The Departments of Health, Education, Police and Justice, took home a sizable chunk of the information technology funds on offer in the NSW budget for 2014-15.
The Health department picked up AU$83 million for e-Health and IT programs from the department's AU$18.7 billion budget for 2014-15, and will see AU$20 million spent to upgrade IT systems and enable wireless and mobile connectivity for clinical systems as part of the AU$23 million kicking off of the third phase of the department's critical ICT infrastructure enhancements program, that is projected to cost AU$51.1 million by 2018.
NSW's electronic health project, HealtheNet, will receive AU$10 milllion to fund the design and start of developing a "collaborative two way integrated care" portal for doctors, patients, and health care providers. On the remainder of the Health department's technology funding, the Ambulance service was allocated AU$5.3m, the community health and outpatients information system received AU$11.14m, the AU$170.3 million electronic medications management system got AU$26.68 million for this year, the intensive care unit clinical information system nabbed AU$13.42 million for 2014-15.
Attorney General and Minister for Justice Brad Hazzard hailed the AU$81.9 million set aside by the government across four years in the budget for technology and modernisation of the courts as a "record amount", and said that the four year AU$40 million Justice Audio Visual Link Consolidation project would expand to meet the future needs of criminal and civil cases across the state.
"There have been advances in expanding videoconferencing — in recent years an average 63,000 sessions a year were held connecting correctional centres, courts, legal professionals, health professionals and families," Hazzard said.
"But there are still parts of the State where, for example, juveniles and accompanying staff have to catch a plane for court appearances because there is no audio visual option."
An allocation of AU$42 million over four years was also set aside to "replace or remediate" the IT infrastructure throughout the Department of Police and Justice, as well as another AU$45 million over four years to begin the NSW police technology asset replacement program
The Department of Education is set to spent AU$62 million on IT this year, with AU$250 million allocated for information technology until 2017-18.
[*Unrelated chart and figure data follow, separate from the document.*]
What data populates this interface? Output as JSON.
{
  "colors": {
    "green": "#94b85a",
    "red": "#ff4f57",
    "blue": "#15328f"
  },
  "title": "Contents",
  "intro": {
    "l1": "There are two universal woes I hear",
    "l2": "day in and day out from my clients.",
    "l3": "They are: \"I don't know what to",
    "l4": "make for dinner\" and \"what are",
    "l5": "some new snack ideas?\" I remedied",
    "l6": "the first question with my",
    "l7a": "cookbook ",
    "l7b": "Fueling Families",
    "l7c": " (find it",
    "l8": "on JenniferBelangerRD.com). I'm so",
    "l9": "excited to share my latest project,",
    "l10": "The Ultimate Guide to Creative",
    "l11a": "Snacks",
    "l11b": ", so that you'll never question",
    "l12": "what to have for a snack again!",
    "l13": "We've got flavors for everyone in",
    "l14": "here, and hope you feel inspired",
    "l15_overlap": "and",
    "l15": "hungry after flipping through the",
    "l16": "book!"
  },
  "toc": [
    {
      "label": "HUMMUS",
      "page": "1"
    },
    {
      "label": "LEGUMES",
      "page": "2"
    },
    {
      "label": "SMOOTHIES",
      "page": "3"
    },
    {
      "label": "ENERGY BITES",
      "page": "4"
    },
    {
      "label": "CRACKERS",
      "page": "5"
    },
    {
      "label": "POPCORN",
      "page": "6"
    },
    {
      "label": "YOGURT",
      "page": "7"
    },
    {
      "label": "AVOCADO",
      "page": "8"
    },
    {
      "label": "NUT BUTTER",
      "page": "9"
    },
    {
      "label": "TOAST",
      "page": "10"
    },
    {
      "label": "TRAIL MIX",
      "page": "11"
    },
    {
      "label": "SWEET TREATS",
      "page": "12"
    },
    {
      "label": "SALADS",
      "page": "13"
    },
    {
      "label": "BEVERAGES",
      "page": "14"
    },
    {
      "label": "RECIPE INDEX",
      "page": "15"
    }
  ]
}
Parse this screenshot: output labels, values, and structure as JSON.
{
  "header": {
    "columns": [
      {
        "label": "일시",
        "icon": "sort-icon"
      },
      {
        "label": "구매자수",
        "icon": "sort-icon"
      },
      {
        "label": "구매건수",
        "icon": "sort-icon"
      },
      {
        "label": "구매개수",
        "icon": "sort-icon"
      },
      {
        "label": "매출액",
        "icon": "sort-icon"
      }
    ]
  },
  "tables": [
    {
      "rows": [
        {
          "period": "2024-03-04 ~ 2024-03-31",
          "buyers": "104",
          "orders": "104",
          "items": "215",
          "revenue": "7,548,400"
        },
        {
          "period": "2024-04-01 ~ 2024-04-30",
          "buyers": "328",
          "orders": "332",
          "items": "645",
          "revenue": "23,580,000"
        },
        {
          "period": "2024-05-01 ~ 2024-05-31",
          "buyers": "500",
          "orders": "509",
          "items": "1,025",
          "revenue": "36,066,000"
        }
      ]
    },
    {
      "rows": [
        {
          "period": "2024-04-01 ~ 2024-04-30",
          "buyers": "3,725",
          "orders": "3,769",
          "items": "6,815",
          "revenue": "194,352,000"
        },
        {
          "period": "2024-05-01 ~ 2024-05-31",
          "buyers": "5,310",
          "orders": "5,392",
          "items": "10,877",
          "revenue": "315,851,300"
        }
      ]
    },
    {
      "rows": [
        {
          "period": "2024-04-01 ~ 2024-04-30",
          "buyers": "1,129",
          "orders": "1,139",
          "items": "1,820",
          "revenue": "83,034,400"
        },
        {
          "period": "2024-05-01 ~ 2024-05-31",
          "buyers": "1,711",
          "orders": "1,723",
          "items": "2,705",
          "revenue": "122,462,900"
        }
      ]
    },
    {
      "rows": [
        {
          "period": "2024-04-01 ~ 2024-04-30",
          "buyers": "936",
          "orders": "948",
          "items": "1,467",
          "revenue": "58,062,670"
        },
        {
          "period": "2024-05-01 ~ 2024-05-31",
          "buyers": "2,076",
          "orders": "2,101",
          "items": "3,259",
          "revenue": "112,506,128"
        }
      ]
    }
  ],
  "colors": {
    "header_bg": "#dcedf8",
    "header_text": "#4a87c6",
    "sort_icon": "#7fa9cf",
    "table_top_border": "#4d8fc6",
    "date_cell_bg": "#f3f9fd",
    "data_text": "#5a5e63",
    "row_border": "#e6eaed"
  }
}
Despite these large investments in IT across the state, the single largest item line for technology in the budget continues to be Sydney Water. Under a single IT projects entry, the utility is set to spent AU$70.1 million for this fiscal year, taking its total since 2001 to AU$482 million. Sydney Water's IT projects line item has an allocated budget of AU$1.25 billion to spent over a 24 year period until 2025, but has been in hot water in recent years over how it has spent its budget. In 2013, Sydney Water spent AU$7 million on a new website, accounting for 4.5 percent of its IT budget for the prior three years.
The NSW Legislature is scheduled to spend AU$4.9 million to 2016 replacing its Lotus Notes system, AU$1.8 million is slated for this financial year. A similar AU$4.9 million amount is set aside to fund the replacement of the IT infrastructure of the NSW Electore Office over an identical time period, AU$3.7 million is allocated for it this year.
The Department of Family and Community Services said it will spend AU$100 million over four years, AU$60 million capital and AU$39 million recurrent, to design and replace its frontline technology systems to allow caseworkers to be more timely and mobile.
"This will reduce their red-tape workload, freeing up time to be spent with vulnerable families," said Minister for Family and Community Services, Gabrielle Upton in a statement. "The IT improvements also allow greater sharing of information between the Department and the non-government sector."
In a one year program, the NSW Department of Finance and Services will begin and complete a AU$4.8m "transition" to cloud-based corporate and shared services, as well as a AU$2.3 million beginning on a AU$4.7 million whole of government data centre that is scheduled to complete in 2016. In new four year programs, Finance and Service will kick off a $19 million IT development program, a AU$15.3 million spatial data infrastructure project, and a AU$9.5 million technology asset replacement program.
Not to be left out, the Department of Premier and Cabinet is set to fund AU$54 million worth of projects for technology upgrades, initial work a payment gateway, and Service NSW network technology.
Despite casting a shadow over the funding and integrity of both sides of the parliamentary aisle, NSW's Independent Commission Against Corruption was granted AU$3.4 million to complete its AU$6.1 million IT upgrade that began in 2011.